Ungefähr so war Kuhns Vortrag vor den 300 Gästen zu verstehen: als Kommentar zur schwarz-grünen Annäherung, die mit Nähe nicht zu verwechseln ist. Kuhn, im eleganten dunklen Anzug, ist seit dem Umzug der Bundesregierung Frohnauer und spricht den bürgerlichen CDU-Freunden aus der Seele, wenn er „als besorgter Vater“ sagt, er mache sich Gedanken, wenn sein Sohn am Wochenende per S-Bahn in die Disko fahre – es müsse Schluss sein mit dem Personalabbau im S-Bahn-Verkehr.

Das sind bürgerliche Sorgen – und wenn einer dafür steht, dass Teile der Grünen sich als Teil des Bürgertums verstehen, dann der Schwabe Kuhn. In der Finanzpolitik sei es nötig, dass weiterhin Schulden abgebaut würden, forderte er.
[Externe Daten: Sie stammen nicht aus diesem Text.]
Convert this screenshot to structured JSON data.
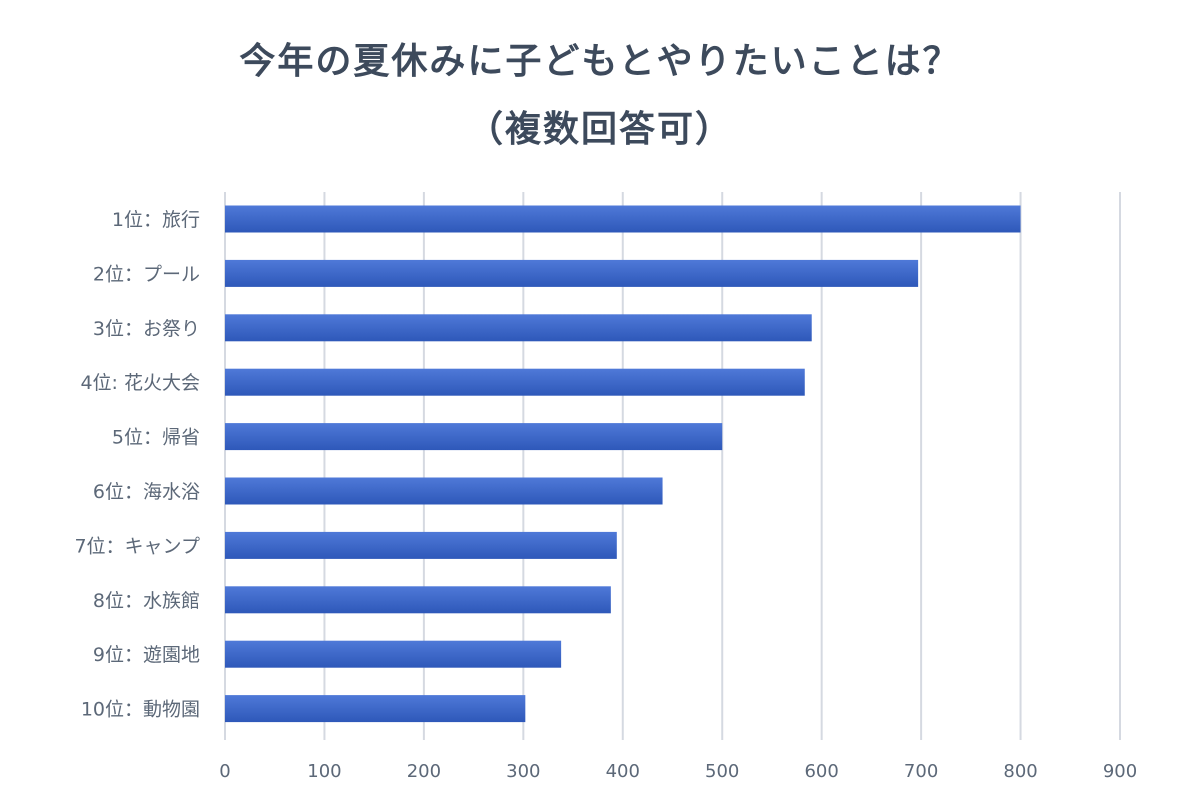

Das sei wie mit der Ökologie: Sonst müssten die Kinder für das zahlen, was ihre Eltern jetzt anrichten. Auch dafür bekam er kräftigen Beifall. Doch, ja, der Mann kam an. Er hatte in seinem grau behaarten Kopf gute Ideen zum Umgang mit den Älteren in einer immer älter werdenden Gesellschaft. Das gefiel auch den Jungen im Saal. Er regte an, über Mindestlöhne zu streiten. Da sind Grüne und manche CDUler nicht weit voneinander weg. Er sprach vom Klima, schloss aus, dass Atomkraft zur Lösung der Klimaproblematik herangezogen werden dürfe – und sagte, dass zumindest in der Berliner CDU dieser Gedanke vorhanden ist.

Das war eine Anspielung auf den Vormann der schwarz-grünen Bewegung, CDU-Fraktionschef Friedbert Pflüger. Der aber ist zurzeit so sehr mit der Rettung des Flughafens Tempelhof befasst, dass die Bemühung um schwarz-grüne Gemeinsamkeiten dahinter zurückbleibt. Mit Tempelhof wollen die Grünen nichts zu tun haben. wvb.